Thomas Tapeh

No. 41, 38, 44
- Position: Fullback

Personal information
- Born: 28 March 1980 (age 46) Monrovia, Liberia
- Listed height: 6 ft 1 in (1.85 m)
- Listed weight: 243 lb (110 kg)

Career information
- High school: Johnson (Saint Paul, Minnesota, U.S.)
- College: Minnesota (1999–2003)
- NFL draft: 2004 (5th round, 162nd overall pick)

Career history
- Philadelphia Eagles (2004–2007); Minnesota Vikings (2008);

Career NFL statistics
- Rushing attempts: 22
- Rushing yards: 69
- Receptions: 27
- Receiving yards: 157
- Receiving touchdowns: 1
- Stats at Pro Football Reference

= Thomas Tapeh =

Liberian gridiron football player (born 1980)

Thomas Teah Tapeh (pronounced TUH-PEH) (born March 28, 1980) is a Liberian former professional football fullback. He was selected by the Philadelphia Eagles in the fifth round in the 2004 NFL draft. He played college football at Minnesota. Tapeh also played for the Minnesota Vikings.

==Early and personal life==
Tapeh grew up playing soccer in Liberia before his family moved to the Twin Cities when he was nine years old. He attended Saint Paul Johnson High School. He is the only player to score a touchdown in the Metrodome as a high schooler (in a Johnson-Harding High School game), as a collegiate athlete (for the Gophers), and as a professional athlete in the NFL (as an Eagle).

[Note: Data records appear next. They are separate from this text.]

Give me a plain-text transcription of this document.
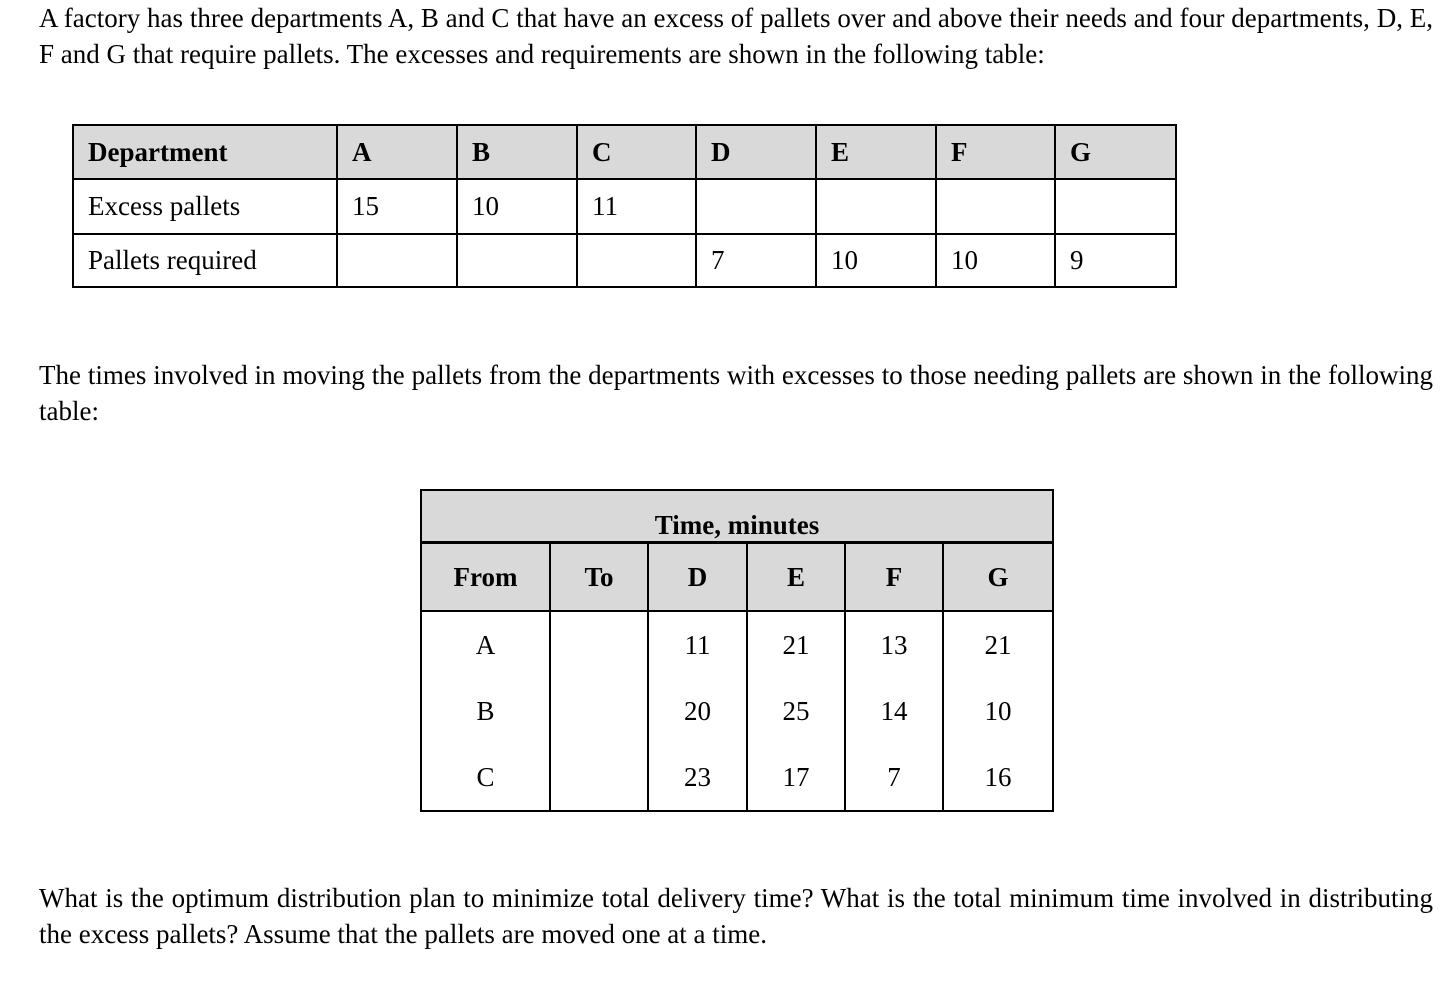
A factory has three departments A, B and C that have an excess of pallets over and above their needs and four departments, D, E, F and G that require pallets. The excesses and requirements are shown in the following table:

Department	A	B	C	D	E	F	G
Excess pallets	15	10	11				
Pallets required				7	10	10	9

The times involved in moving the pallets from the departments with excesses to those needing pallets are shown in the following table:

Time, minutes					
From	To	D	E	F	G
A		11	21	13	21
B		20	25	14	10
C		23	17	7	16

What is the optimum distribution plan to minimize total delivery time? What is the total minimum time involved in distributing the excess pallets? Assume that the pallets are moved one at a time.
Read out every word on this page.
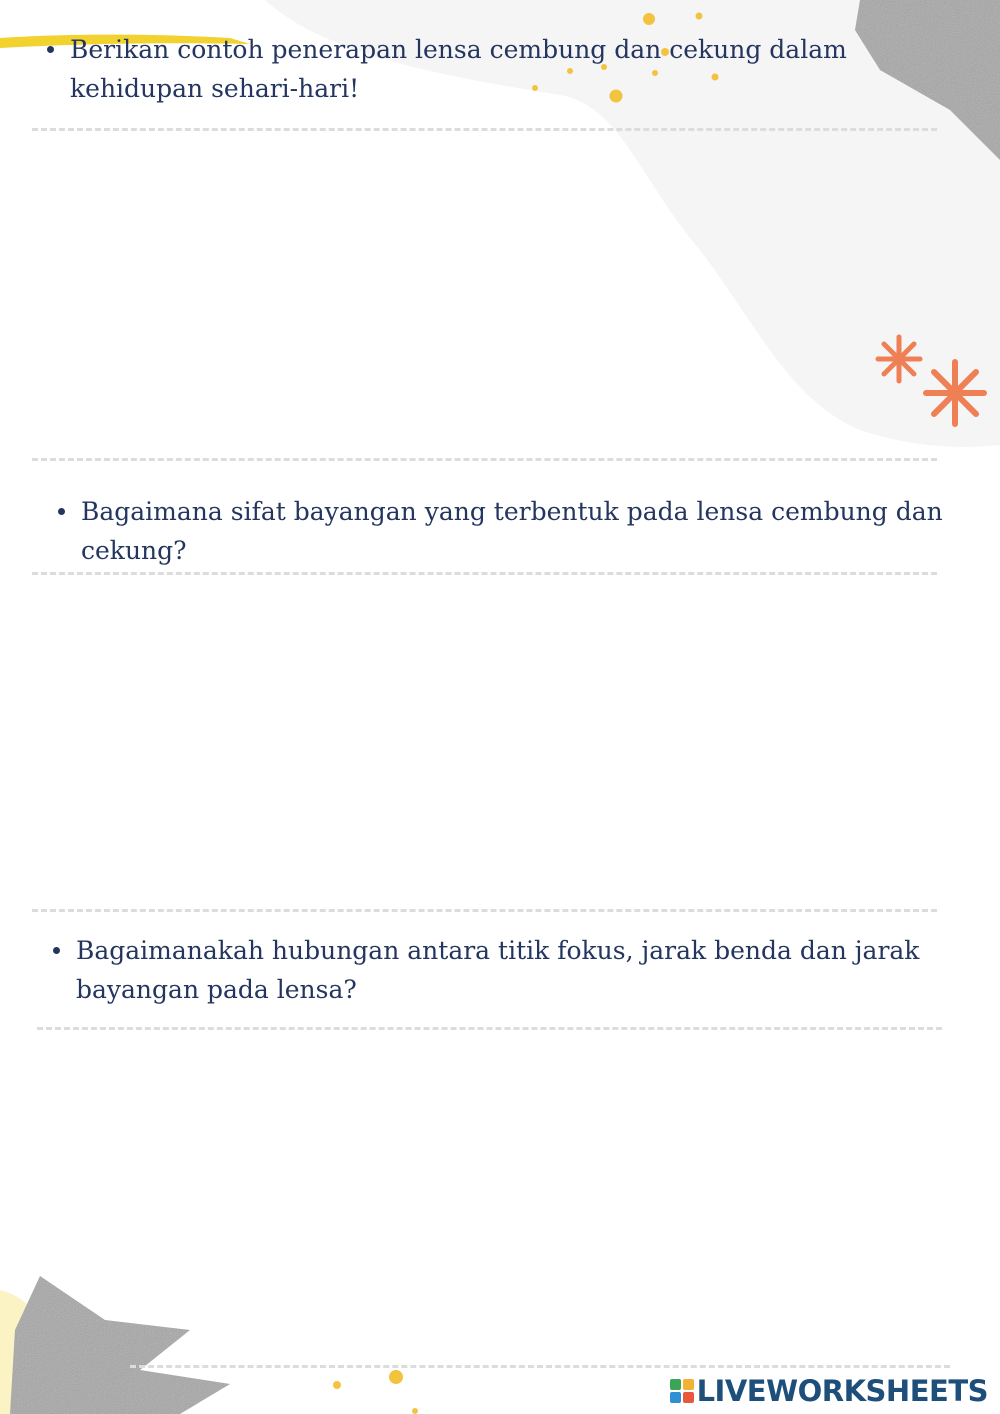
Berikan contoh penerapan lensa cembung dan cekung dalam kehidupan sehari-hari!
Bagaimana sifat bayangan yang terbentuk pada lensa cembung dan cekung?
Bagaimanakah hubungan antara titik fokus, jarak benda dan jarak bayangan pada lensa?
LIVEWORKSHEETS
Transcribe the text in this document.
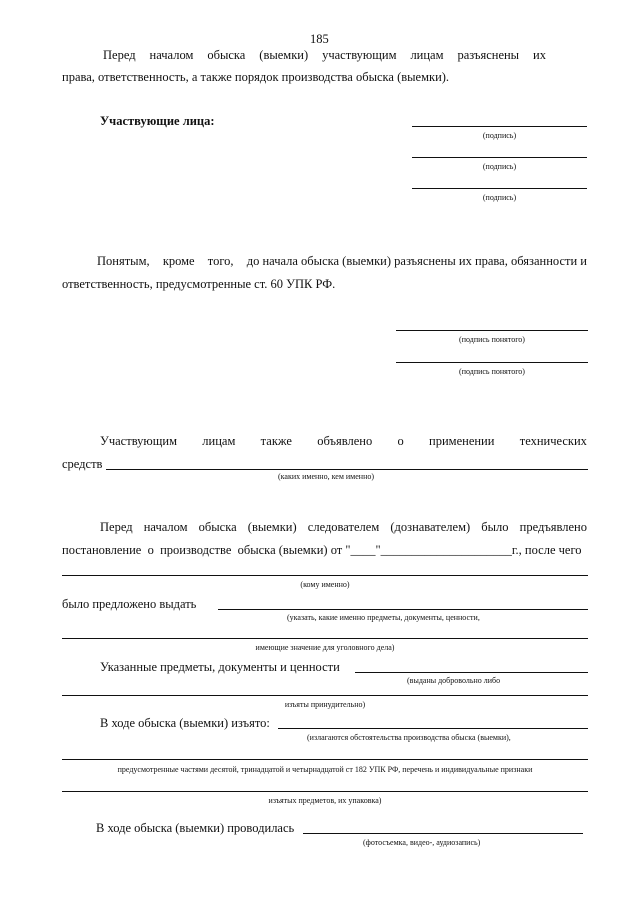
185
Перед началом обыска (выемки) участвующим лицам разъяснены их
права, ответственность, а также порядок производства обыска (выемки).
Участвующие лица:
(подпись)
(подпись)
(подпись)
Понятым, кроме того, до начала обыска (выемки) разъяснены их права, обязанности и
ответственность, предусмотренные ст. 60 УПК РФ.
(подпись понятого)
(подпись понятого)
Участвующим лицам также объявлено о применении технических
средств
(каких именно, кем именно)
Перед началом обыска (выемки) следователем (дознавателем) было предъявлено
постановление  о  производстве  обыска (выемки) от "____"_____________________г., после чего
(кому именно)
было предложено выдать
(указать, какие именно предметы, документы, ценности,
имеющие значение для уголовного дела)
Указанные предметы, документы и ценности
(выданы добровольно либо
изъяты принудительно)
В ходе обыска (выемки) изъято:
(излагаются обстоятельства производства обыска (выемки),
предусмотренные частями десятой, тринадцатой и четырнадцатой ст 182 УПК РФ, перечень и индивидуальные признаки
изъятых предметов, их упаковка)
В ходе обыска (выемки) проводилась
(фотосъемка, видео-, аудиозапись)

Tapeh is a devout Christian, with his faith stemming from a Christian woman who stopped his mother from having an abortion. Tapeh is active in his church as a mentor and volunteer, and has spoken publicly about his faith. He is married and has two children.

==Professional career==

===Philadelphia Eagles===
Tapeh was selected by the Eagles in the fifth round of the 2004 NFL draft with the 162nd overall pick. With Jon Ritchie already the starting full back, Tapeh saw playing time as the third string running back. In week 14, Tapeh suffered a hip injury which caused him to miss the rest of 2004 and all of 2005.

Tapeh returned from injury in 2006, and won the starting full back job from Josh Parry in training camp. He played in all 16 regular season games for the Eagles, as well as their two playoff games that season.

In 2007, Tapeh again played full back in all 16 games for the Eagles, despite battling a knee injury. Statistically, Brian Westbrook's best two seasons in rushing yards, receiving yards, yards-per-carry, yards-per-reception and total touchdowns were both seasons Tapeh started at full back.

===Minnesota Vikings===
On 29 February 2008 (the first day of free agency), Tapeh signed a five-year contract with the Minnesota Vikings. Vikings head coach Brad Childress, who worked with Tapeh as the offensive coordinator in Philadelphia, envisioned a long-term pairing between Tapeh and NFL Offensive Rookie of the Year Adrian Peterson. However, Tapeh's knee injury from the prior season resurfaced, and he was placed on injured reserve after two games. Though he could have fought to be paid his $1.855 million (~$ in ) signing bonus in full, Tapeh agreed to an injury settlement and was released on 16 October 2008 effectively ending his NFL career.

==Coaching career==
Tapeh took over as head coach of the Woodrow Wilson High School football team in 2012. Woodrow Wilson High School, whose mascot is the Tiger, is located in Camden, New Jersey.